PASSAPAROLA. “VIVERE L’AMORE SCAMBIEVOLE”


Ancora l’amore, ancora… Vivere l’amore in queste giornate calde e un po’ troppo afose per essere ancora primavera.

Ma la vita continua nel suo tran tran quotidiano: nelle cose da fare in casa o nel cercare di scrivere qualcosa per l’immancabile passaparola; pregando e celebrando, come pure preparando qualcosa da mangiare; andando a visitare qualche malato o anziano, oppure accogliendo con gioia e disponibilità chi viene in casa per qualsiasi motivo, profondamente convinti che l’amore scambievole illumini ogni azione della presenza specialissima di Dio.

E il passaparola di oggi ci invita a declinare la parola amore insieme alle parole “vivere” e “scambievole”, perché è il vivere l’amore scambievole tra noi che rafforza e fa crescere sempre di più il desiderio di amare.

Sì, proprio “scambievole”, perché l’amore vero è amore che va e amore che viene e che, per questo, si nutre di incontri, di accoglienza, di ascolto, di attenzioni e di sorrisi.

Scambievole, perché siamo sempre attenti a leggerci e a sorreggerci, a correggerci e ad aiutarci, a comprenderci e a sorprenderci, a confrontarci e a confortarci.

Un amore, quello scambievole, che non si rafforza volendo possedere o opprimendo, ma, piuttosto, non condannando e, per questo, comprendendo e apprendendo.

“Vivere l’amore scambievole” tra noi significa essere coscienti che l’amore non ha una scadenza, come i prodotti del supermercato, e, soprattutto per noi cristiani, che, più che qualcosa, è un… Qualcuno che nasce in mezzo a noi se siamo uniti nel Suo nome, sforzandoci di vivere in comunione tra noi.

“Vivere l’amore scambievole” significa fuggire continuamente dal suo contrario, che non è l’odio, ma la voglia di primeggiare e di dominare, che uccide l’ideale evangelico del vivere gli uni come dono per gli altri.
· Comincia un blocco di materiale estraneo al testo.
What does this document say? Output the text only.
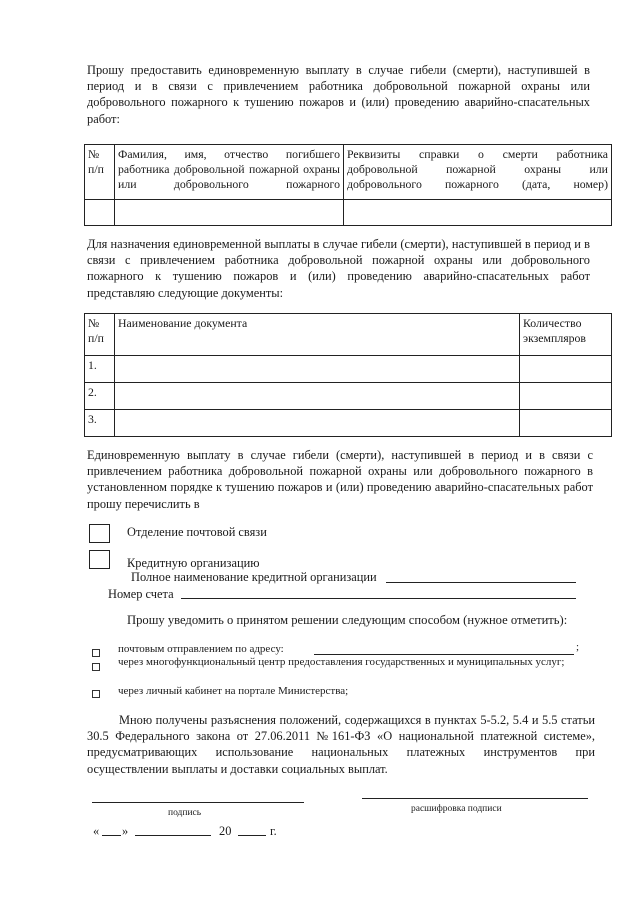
Прошу предоставить единовременную выплату в случае гибели (смерти), наступившей в период и в связи с привлечением работника добровольной пожарной охраны или добровольного пожарного к тушению пожаров и (или) проведению аварийно-спасательных работ:
№ п/п	Фамилия, имя, отчество погибшего работника добровольной пожарной охраны или добровольного пожарного	Реквизиты справки о смерти работника добровольной пожарной охраны или добровольного пожарного (дата, номер)

Для назначения единовременной выплаты в случае гибели (смерти), наступившей в период и в связи с привлечением работника добровольной пожарной охраны или добровольного пожарного к тушению пожаров и (или) проведению аварийно-спасательных работ представляю следующие документы:
№ п/п	Наименование документа	Количество экземпляров
1.		
2.		
3.		
Единовременную выплату в случае гибели (смерти), наступившей в период и в связи с привлечением работника добровольной пожарной охраны или добровольного пожарного в установленном порядке к тушению пожаров и (или) проведению аварийно-спасательных работ прошу перечислить в
Отделение почтовой связи
Кредитную организацию
Полное наименование кредитной организации
Номер счета
Прошу уведомить о принятом решении следующим способом (нужное отметить):
почтовым отправлением по адресу:	;
через многофункциональный центр предоставления государственных и муниципальных услуг;
через личный кабинет на портале Министерства;
Мною получены разъяснения положений, содержащихся в пунктах 5-5.2, 5.4 и 5.5 статьи 30.5 Федерального закона от 27.06.2011 №161-ФЗ «О национальной платежной системе», предусматривающих использование национальных платежных инструментов при осуществлении выплаты и доставки социальных выплат.
подпись	расшифровка подписи
« »	20	г.
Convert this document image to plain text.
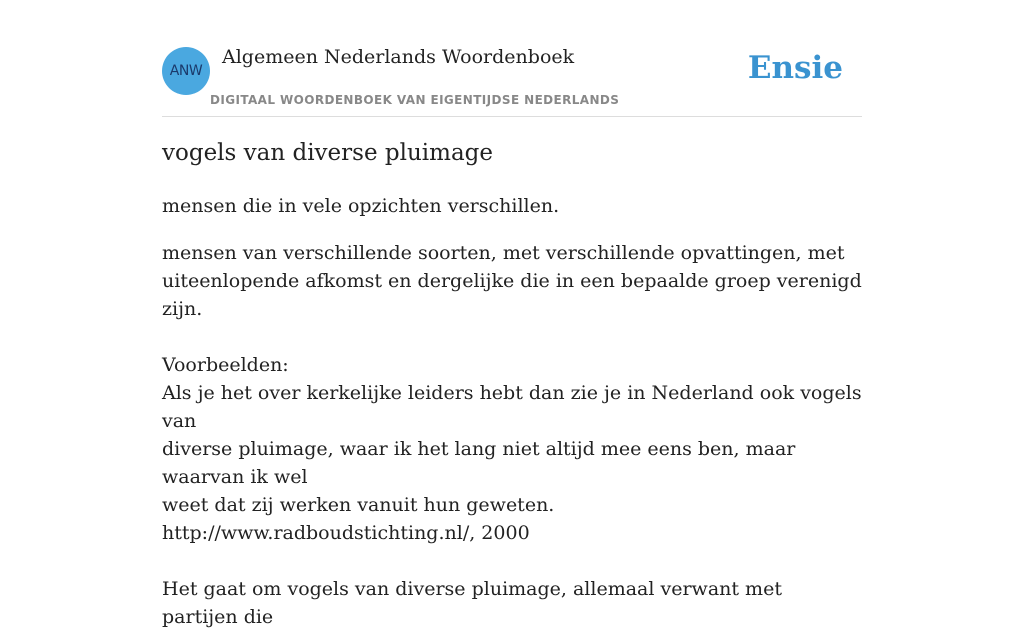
ANW
Algemeen Nederlands Woordenboek
DIGITAAL WOORDENBOEK VAN EIGENTIJDSE NEDERLANDS
Ensie
vogels van diverse pluimage

mensen die in vele opzichten verschillen.

mensen van verschillende soorten, met verschillende opvattingen, met

uiteenlopende afkomst en dergelijke die in een bepaalde groep verenigd zijn.

Voorbeelden:

Als je het over kerkelijke leiders hebt dan zie je in Nederland ook vogels van

diverse pluimage, waar ik het lang niet altijd mee eens ben, maar waarvan ik wel

weet dat zij werken vanuit hun geweten.

http://www.radboudstichting.nl/, 2000

Het gaat om vogels van diverse pluimage, allemaal verwant met partijen die
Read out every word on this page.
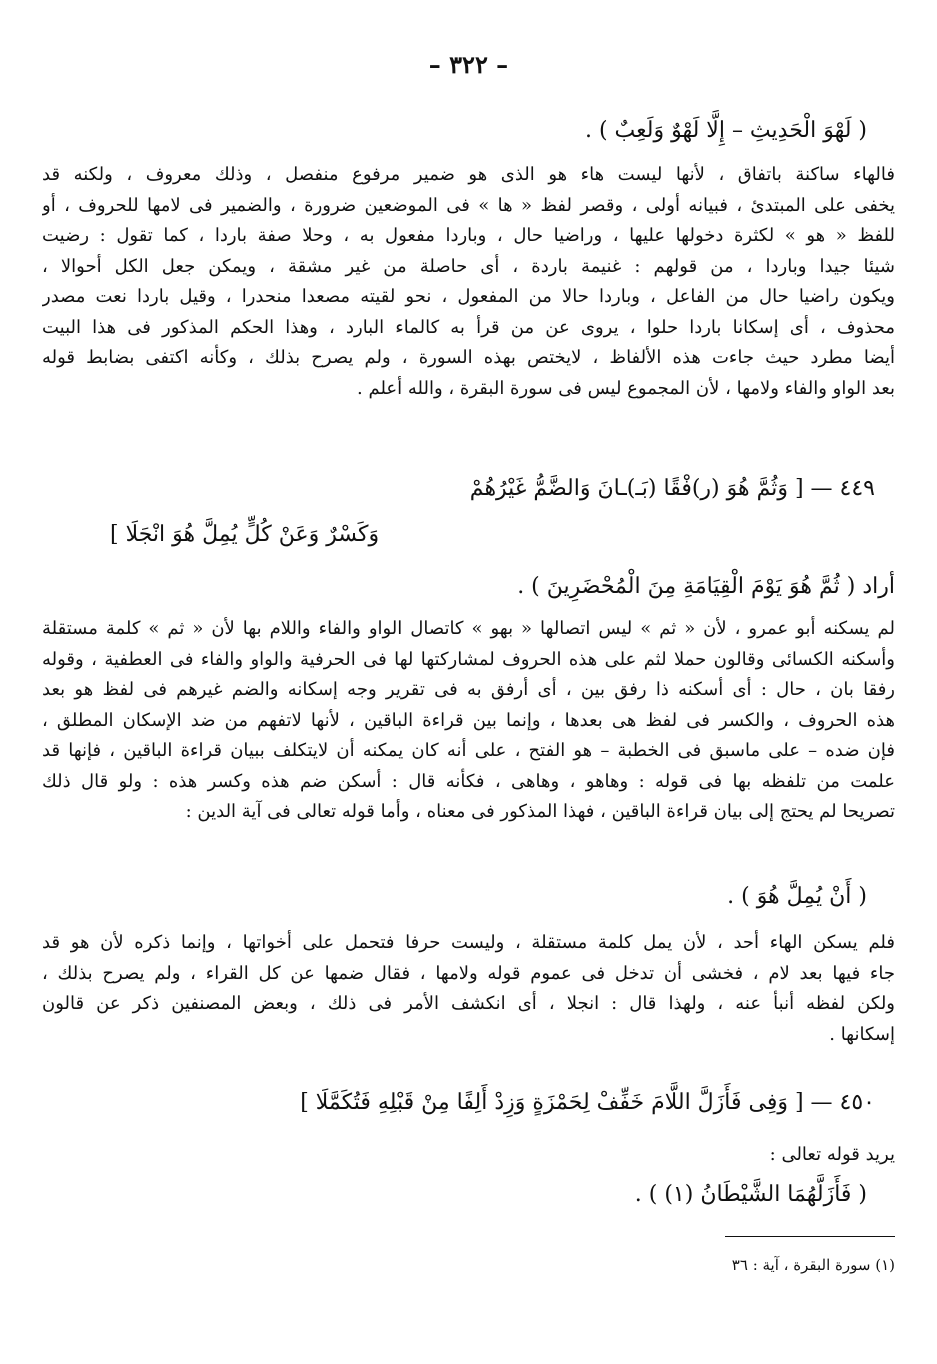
– ٣٢٢ –
( لَهْوَ الْحَدِيثِ – إِلَّا لَهْوٌ وَلَعِبٌ ) .
فالهاء ساكنة باتفاق ، لأنها ليست هاء هو الذى هو ضمير مرفوع منفصل ، وذلك معروف ، ولكنه قد
يخفى على المبتدئ ، فبيانه أولى ، وقصر لفظ « ها » فى الموضعين ضرورة ، والضمير فى لامها للحروف ، أو
للفظ « هو » لكثرة دخولها عليها ، وراضيا حال ، وباردا مفعول به ، وحلا صفة باردا ، كما تقول : رضيت
شيئا جيدا وباردا ، من قولهم : غنيمة باردة ، أى حاصلة من غير مشقة ، ويمكن جعل الكل أحوالا ،
ويكون راضيا حال من الفاعل ، وباردا حالا من المفعول ، نحو لقيته مصعدا منحدرا ، وقيل باردا نعت مصدر
محذوف ، أى إسكانا باردا حلوا ، يروى عن من قرأ به كالماء البارد ، وهذا الحكم المذكور فى هذا البيت
أيضا مطرد حيث جاءت هذه الألفاظ ، لايختص بهذه السورة ، ولم يصرح بذلك ، وكأنه اكتفى بضابط قوله
بعد الواو والفاء ولامها ، لأن المجموع ليس فى سورة البقرة ، والله أعلم .
٤٤٩ — [ وَثُمَّ هُوَ (ر)فْقًا (بَـ)ـانَ وَالضَّمُّ غَيْرُهُمْ
وَكَسْرٌ وَعَنْ كُلٍّ يُمِلَّ هُوَ انْجَلَا ]
أراد ( ثُمَّ هُوَ يَوْمَ الْقِيَامَةِ مِنَ الْمُحْضَرِينَ ) .
لم يسكنه أبو عمرو ، لأن « ثم » ليس اتصالها « بهو » كاتصال الواو والفاء واللام بها لأن « ثم » كلمة مستقلة
وأسكنه الكسائى وقالون حملا لثم على هذه الحروف لمشاركتها لها فى الحرفية والواو والفاء فى العطفية ، وقوله
رفقا بان ، حال : أى أسكنه ذا رفق بين ، أى أرفق به فى تقرير وجه إسكانه والضم غيرهم فى لفظ هو بعد
هذه الحروف ، والكسر فى لفظ هى بعدها ، وإنما بين قراءة الباقين ، لأنها لاتفهم من ضد الإسكان المطلق ،
فإن ضده – على ماسبق فى الخطبة – هو الفتح ، على أنه كان يمكنه أن لايتكلف ببيان قراءة الباقين ، فإنها قد
علمت من تلفظه بها فى قوله : وهاهو ، وهاهى ، فكأنه قال : أسكن ضم هذه وكسر هذه : ولو قال ذلك
تصريحا لم يحتج إلى بيان قراءة الباقين ، فهذا المذكور فى معناه ، وأما قوله تعالى فى آية الدين :
( أَنْ يُمِلَّ هُوَ ) .
فلم يسكن الهاء أحد ، لأن يمل كلمة مستقلة ، وليست حرفا فتحمل على أخواتها ، وإنما ذكره لأن هو قد
جاء فيها بعد لام ، فخشى أن تدخل فى عموم قوله ولامها ، فقال ضمها عن كل القراء ، ولم يصرح بذلك ،
ولكن لفظه أنبأ عنه ، ولهذا قال : انجلا ، أى انكشف الأمر فى ذلك ، وبعض المصنفين ذكر عن قالون
إسكانها .
٤٥٠ — [ وَفِى فَأَزَلَّ اللَّامَ خَفِّفْ لِحَمْزَةٍ وَزِدْ أَلِفًا مِنْ قَبْلِهِ فَتُكَمَّلَا ]
يريد قوله تعالى :
( فَأَزَلَّهُمَا الشَّيْطَانُ (١) ) .
(١) سورة البقرة ، آية : ٣٦
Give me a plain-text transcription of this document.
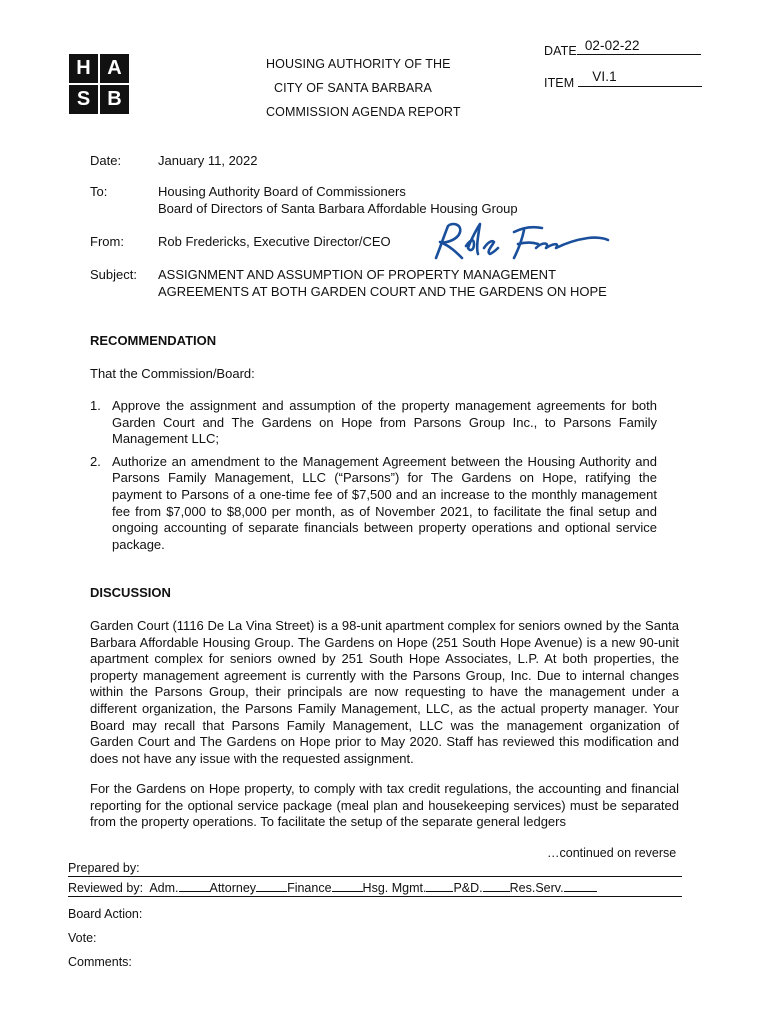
H A
S B
HOUSING AUTHORITY OF THE
CITY OF SANTA BARBARA
COMMISSION AGENDA REPORT
DATE 02-02-22
ITEM VI.1
Date:	January 11, 2022
To:	Housing Authority Board of Commissioners
Board of Directors of Santa Barbara Affordable Housing Group
From:	Rob Fredericks, Executive Director/CEO
Subject: ASSIGNMENT AND ASSUMPTION OF PROPERTY MANAGEMENT
AGREEMENTS AT BOTH GARDEN COURT AND THE GARDENS ON HOPE
RECOMMENDATION
That the Commission/Board:
1. Approve the assignment and assumption of the property management agreements for both Garden Court and The Gardens on Hope from Parsons Group Inc., to Parsons Family Management LLC;
2. Authorize an amendment to the Management Agreement between the Housing Authority and Parsons Family Management, LLC (“Parsons”) for The Gardens on Hope, ratifying the payment to Parsons of a one-time fee of $7,500 and an increase to the monthly management fee from $7,000 to $8,000 per month, as of November 2021, to facilitate the final setup and ongoing accounting of separate financials between property operations and optional service package.
DISCUSSION
Garden Court (1116 De La Vina Street) is a 98-unit apartment complex for seniors owned by the Santa Barbara Affordable Housing Group. The Gardens on Hope (251 South Hope Avenue) is a new 90-unit apartment complex for seniors owned by 251 South Hope Associates, L.P. At both properties, the property management agreement is currently with the Parsons Group, Inc. Due to internal changes within the Parsons Group, their principals are now requesting to have the management under a different organization, the Parsons Family Management, LLC, as the actual property manager. Your Board may recall that Parsons Family Management, LLC was the management organization of Garden Court and The Gardens on Hope prior to May 2020. Staff has reviewed this modification and does not have any issue with the requested assignment.
For the Gardens on Hope property, to comply with tax credit regulations, the accounting and financial reporting for the optional service package (meal plan and housekeeping services) must be separated from the property operations. To facilitate the setup of the separate general ledgers
…continued on reverse
Prepared by:
Reviewed by: Adm. Attorney Finance Hsg. Mgmt. P&D. Res.Serv.
Board Action:
Vote:
Comments:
È il vivere così che rafforza i rapporti tra noi e diventa opportunità per una crescita vicendevole, anche nei momenti di difficoltà: non ignorando i problemi, ma, anzi, condividendoli con amore, per trasformarli in occasioni di crescita.

E badate bene: tutto questo senza perdere lo stupore e la gioia della continua oblatività, del continuo perderci negli altri con un amore scambievole, già qui in terra come in cielo.

Non è forse questo il messaggio della festa della Trinità di qualche giorno fa?

Allora, perché aspettare?

Avanti subito, senza perdere nemmeno un minuto!